The Armenian government maintained its anti-Azerbaijani policy. In the early 1960s, during the Cuban crisis, relations between the USSR and the USA became strained. Turkey, as a member of NATO, was drawn into the conflict and this cooled Soviet-Turkish relations. In this context, in the mid 1960s Armenia was granted permission to commemorate the 50th anniversary of the events of 1915 which took place in the Ottoman Empire. This was accompanied by mass violence against Azerbaijanis lived in the Armenian SSR. This situation recurred every year at the same time. In 1977, during the adoption of the constitution of the USSR, Armenia failed once more with its claim on Mountainous Karabagh and this exacerbated the anti-Azerbaijani policy. In 1987, with assistance from the USSR leadership, the Mountainous Karabagh issue was included on the agenda. At the beginning of the 1980s there were further deportations of Azerbaijanis from the Armenian SSR in order to press territorial claims on Azerbaijan. The deportations were on a large scale and more than 250,000 Azerbaijanis were ousted from 1988-1989 . The last Azerbaijani location, the village of Nuvadi, which had withstood Armenian pressure for nearly three years, was evacuated in August 1991. Thus, as a result of the deportation policy deliberately and systematically implemented by Armenia, the expulsion of Azerbaijanis was completed. In fact, Armenia’s claim on Mountainous Karabagh developed into undeclared war on Azerbaijan. The Mountainous Karabagh region and seven surrounding districts of Azerbaijan, in all 20 per cent of the Azerbaijani territory, were occupied. Armenia captured the historical homeland of Azerbaijanis by means of deportations; also infringing the internationally-recognised territorial integrity of Azerbaijan by occupying its lands.

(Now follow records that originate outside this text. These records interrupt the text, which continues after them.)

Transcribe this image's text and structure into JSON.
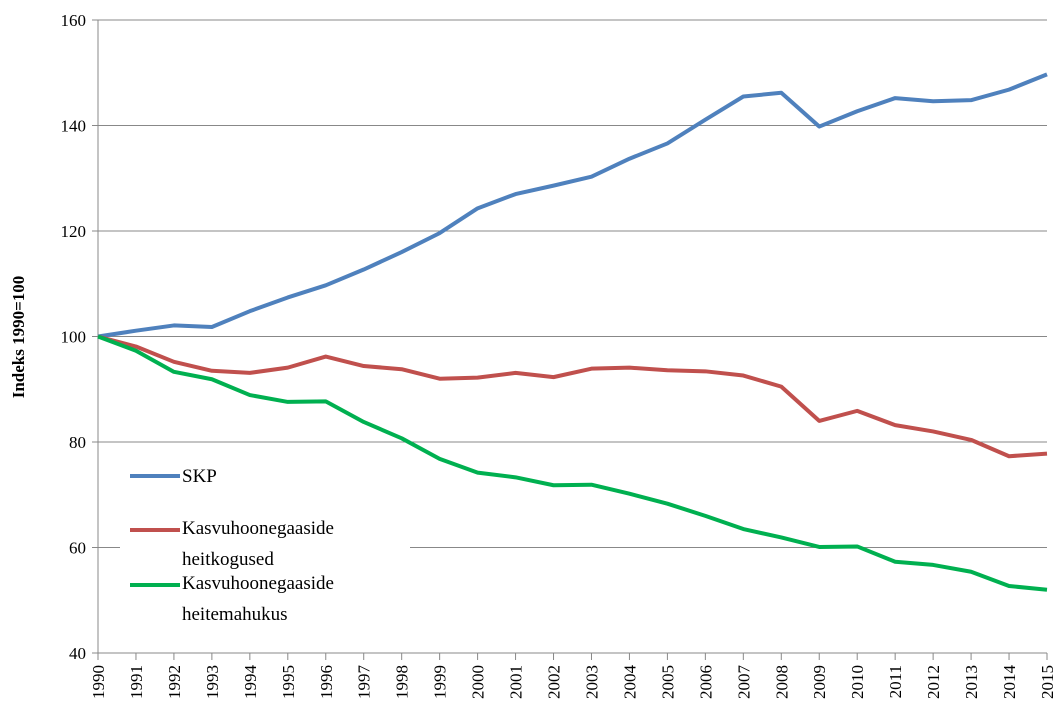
{
  "chart_data": {
    "type": "line",
    "ylabel": "Indeks 1990=100",
    "categories": [
      "1990",
      "1991",
      "1992",
      "1993",
      "1994",
      "1995",
      "1996",
      "1997",
      "1998",
      "1999",
      "2000",
      "2001",
      "2002",
      "2003",
      "2004",
      "2005",
      "2006",
      "2007",
      "2008",
      "2009",
      "2010",
      "2011",
      "2012",
      "2013",
      "2014",
      "2015"
    ],
    "series": [
      {
        "name": "SKP",
        "color": "#4f81bd",
        "values": [
          100,
          101.1,
          102.1,
          101.8,
          104.8,
          107.4,
          109.7,
          112.7,
          116,
          119.6,
          124.3,
          127,
          128.6,
          130.3,
          133.7,
          136.6,
          141.1,
          145.5,
          146.2,
          139.8,
          142.7,
          145.2,
          144.6,
          144.8,
          146.8,
          149.7
        ]
      },
      {
        "name": "Kasvuhoonegaaside heitkogused",
        "color": "#c0504d",
        "values": [
          100,
          98.1,
          95.2,
          93.5,
          93.1,
          94.1,
          96.2,
          94.4,
          93.8,
          92,
          92.2,
          93.1,
          92.3,
          93.9,
          94.1,
          93.6,
          93.4,
          92.6,
          90.5,
          84,
          85.9,
          83.2,
          82,
          80.4,
          77.3,
          77.8
        ]
      },
      {
        "name": "Kasvuhoonegaaside heitemahukus",
        "color": "#00b050",
        "values": [
          100,
          97.3,
          93.3,
          91.9,
          88.9,
          87.6,
          87.7,
          83.8,
          80.7,
          76.8,
          74.2,
          73.3,
          71.8,
          71.9,
          70.2,
          68.3,
          66,
          63.5,
          61.9,
          60.1,
          60.2,
          57.3,
          56.7,
          55.4,
          52.7,
          52
        ]
      }
    ],
    "ylim": [
      40,
      160
    ],
    "yticks": [
      40,
      60,
      80,
      100,
      120,
      140,
      160
    ],
    "grid": true,
    "legend": "left"
  }
}
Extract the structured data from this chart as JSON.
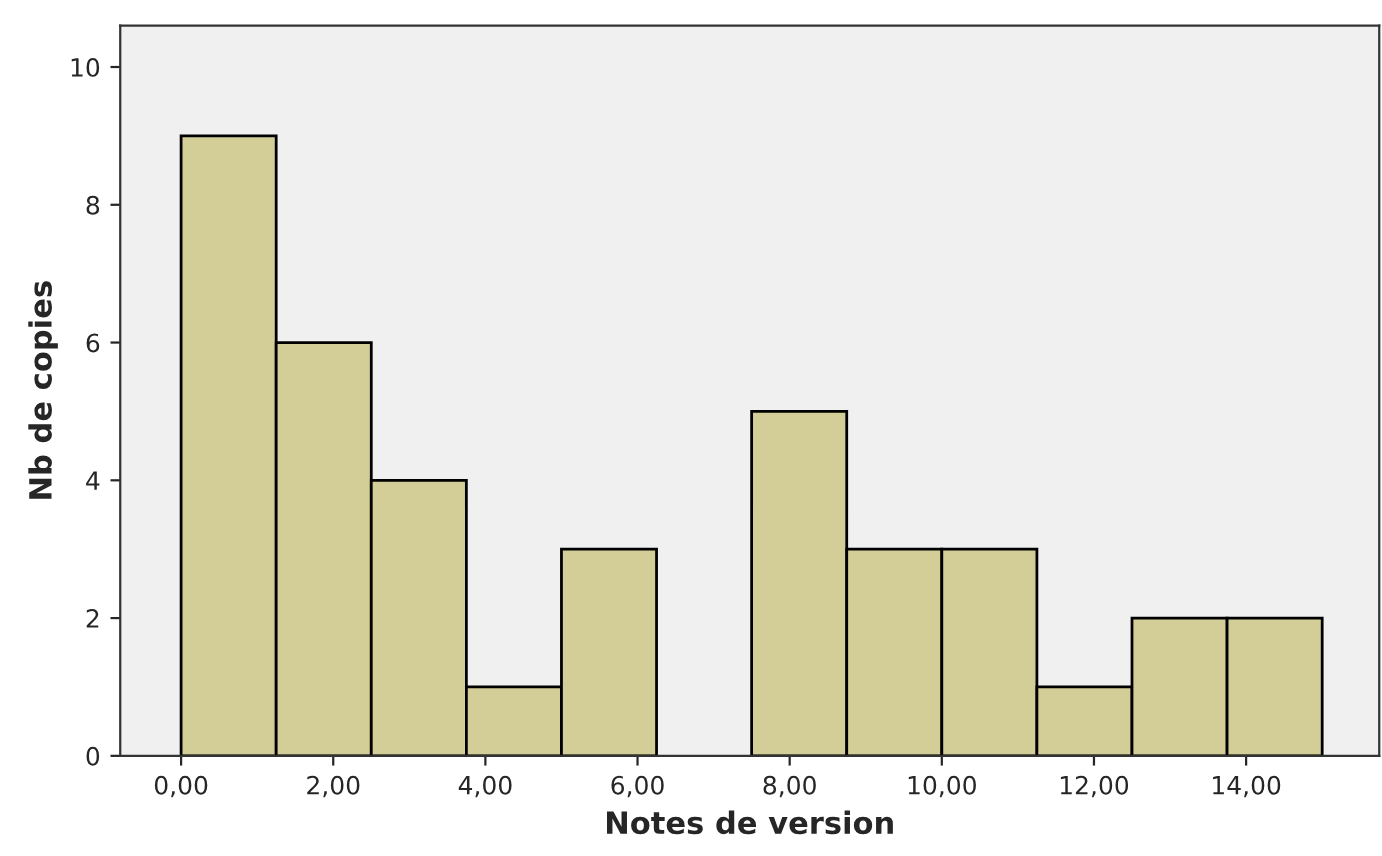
{
  "chart_data": {
    "type": "histogram",
    "xlabel": "Notes de version",
    "ylabel": "Nb de copies",
    "bins": [
      0,
      1.25,
      2.5,
      3.75,
      5,
      6.25,
      7.5,
      8.75,
      10,
      11.25,
      12.5,
      13.75,
      15
    ],
    "values": [
      9,
      6,
      4,
      1,
      3,
      0,
      5,
      3,
      3,
      1,
      2,
      2
    ],
    "color": "#d3ce97",
    "xlim": [
      -0.8,
      15.75
    ],
    "ylim": [
      0,
      10.6
    ],
    "xticks": [
      {
        "value": 0,
        "label": "0,00"
      },
      {
        "value": 2,
        "label": "2,00"
      },
      {
        "value": 4,
        "label": "4,00"
      },
      {
        "value": 6,
        "label": "6,00"
      },
      {
        "value": 8,
        "label": "8,00"
      },
      {
        "value": 10,
        "label": "10,00"
      },
      {
        "value": 12,
        "label": "12,00"
      },
      {
        "value": 14,
        "label": "14,00"
      }
    ],
    "yticks": [
      0,
      2,
      4,
      6,
      8,
      10
    ],
    "grid": false
  }
}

Comeback: desire or reality?
The Azerbaijani people know well the history of the deportations of Azerbaijanis from Western Azerbaijan (now Armenia) and its bitter consequences. The Azerbaijani government adopted important political resolutions on this issue. In a decree by the President of the Republic of Azerbaijan dated 18 December 1997 “On the mass deportation of Azerbaijanis from their historical and ethnic lands in the territory of the Armenian SSR from 1948-1953” it is noted that as a result of such an inhumane policy, implemented step-by-step, Azerbaijanis had been exiled from their historical native lands, where they had lived for a thousand years. They had been exposed to mass slaughter and thousands of their historical and cultural monuments and habitats had been destroyed or ruined.
All this left an indelible mark in the memory, literature, art and political history of the Azerbaijani people. The return of Azerbaijanis to their historical native land is a necessity. If there has been deportation, there should be return!